Ye friendly damsels dearly loved,
At whose own feet to me,
The first occasion,
To a European under palm-trees,
A seat is now granted. Selah.

Wonderful, truly!
Here do I sit now,
The desert nigh, and yet I am
So far still from the desert,
Even in naught yet deserted:
That is, I'm swallowed down
By this the smallest oasis--:
--It opened up just yawning,
Its loveliest mouth agape,
Most sweet-odoured of all mouthlets:
Then fell I right in,
Right down, right through--in 'mong you,
Ye friendly damsels dearly loved!
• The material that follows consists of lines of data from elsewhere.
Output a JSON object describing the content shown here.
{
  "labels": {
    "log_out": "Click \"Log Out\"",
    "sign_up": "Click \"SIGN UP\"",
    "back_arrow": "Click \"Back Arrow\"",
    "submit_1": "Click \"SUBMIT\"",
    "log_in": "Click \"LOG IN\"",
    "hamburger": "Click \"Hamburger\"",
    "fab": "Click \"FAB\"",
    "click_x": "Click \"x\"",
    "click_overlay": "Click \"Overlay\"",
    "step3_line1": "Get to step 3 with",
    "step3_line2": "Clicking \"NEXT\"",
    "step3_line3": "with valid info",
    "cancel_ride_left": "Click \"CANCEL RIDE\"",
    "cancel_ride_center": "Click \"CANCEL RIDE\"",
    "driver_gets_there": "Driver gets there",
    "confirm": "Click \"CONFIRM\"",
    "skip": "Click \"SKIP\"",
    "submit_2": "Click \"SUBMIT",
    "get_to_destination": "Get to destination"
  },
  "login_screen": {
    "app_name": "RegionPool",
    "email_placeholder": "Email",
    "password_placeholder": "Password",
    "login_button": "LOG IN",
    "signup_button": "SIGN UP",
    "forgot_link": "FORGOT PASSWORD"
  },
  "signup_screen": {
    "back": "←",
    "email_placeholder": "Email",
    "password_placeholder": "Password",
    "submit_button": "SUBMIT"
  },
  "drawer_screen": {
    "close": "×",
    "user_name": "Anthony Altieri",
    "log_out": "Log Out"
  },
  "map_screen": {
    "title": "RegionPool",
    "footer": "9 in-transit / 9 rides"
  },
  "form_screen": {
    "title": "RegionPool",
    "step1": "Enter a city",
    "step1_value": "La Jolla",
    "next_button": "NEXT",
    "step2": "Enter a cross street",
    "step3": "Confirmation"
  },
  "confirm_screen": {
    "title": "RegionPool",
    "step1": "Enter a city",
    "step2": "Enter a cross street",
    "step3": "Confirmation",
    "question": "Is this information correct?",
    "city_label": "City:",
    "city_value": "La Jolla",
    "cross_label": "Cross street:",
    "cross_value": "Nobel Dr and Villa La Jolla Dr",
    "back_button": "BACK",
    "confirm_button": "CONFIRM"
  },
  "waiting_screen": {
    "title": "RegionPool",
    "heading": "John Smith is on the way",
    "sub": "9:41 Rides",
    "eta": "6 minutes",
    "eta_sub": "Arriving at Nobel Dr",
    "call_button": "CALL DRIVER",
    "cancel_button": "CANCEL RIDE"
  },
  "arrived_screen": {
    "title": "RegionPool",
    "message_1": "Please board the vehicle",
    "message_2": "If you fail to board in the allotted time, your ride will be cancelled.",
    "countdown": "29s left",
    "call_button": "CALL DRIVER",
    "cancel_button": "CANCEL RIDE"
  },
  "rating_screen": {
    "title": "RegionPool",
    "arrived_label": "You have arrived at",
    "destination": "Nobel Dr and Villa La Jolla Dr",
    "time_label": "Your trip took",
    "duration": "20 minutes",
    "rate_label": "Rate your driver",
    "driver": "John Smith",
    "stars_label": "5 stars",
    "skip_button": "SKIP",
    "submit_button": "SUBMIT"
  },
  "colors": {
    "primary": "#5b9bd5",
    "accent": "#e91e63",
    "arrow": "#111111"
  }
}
Selah.

Hail! hail! to that whale, fishlike,
If it thus for its guest's convenience
Made things nice!--(ye well know,
Surely, my learned allusion?)
Hail to its belly,
If it had e'er
A such loveliest oasis-belly
As this is: though however I doubt about it,
--With this come I out of Old-Europe,
That doubt'th more eagerly than doth any
Elderly married woman.
May the Lord improve it!

Here do I sit now,
In this the smallest oasis,
Like a date indeed,
Brown, quite sweet, gold-suppurating,
For rounded mouth of maiden longing,
But yet still more for youthful, maidlike,
Ice-cold and snow-white and incisory
Front teeth: and for such assuredly,
Pine the hearts all of ardent date-fruits. Selah.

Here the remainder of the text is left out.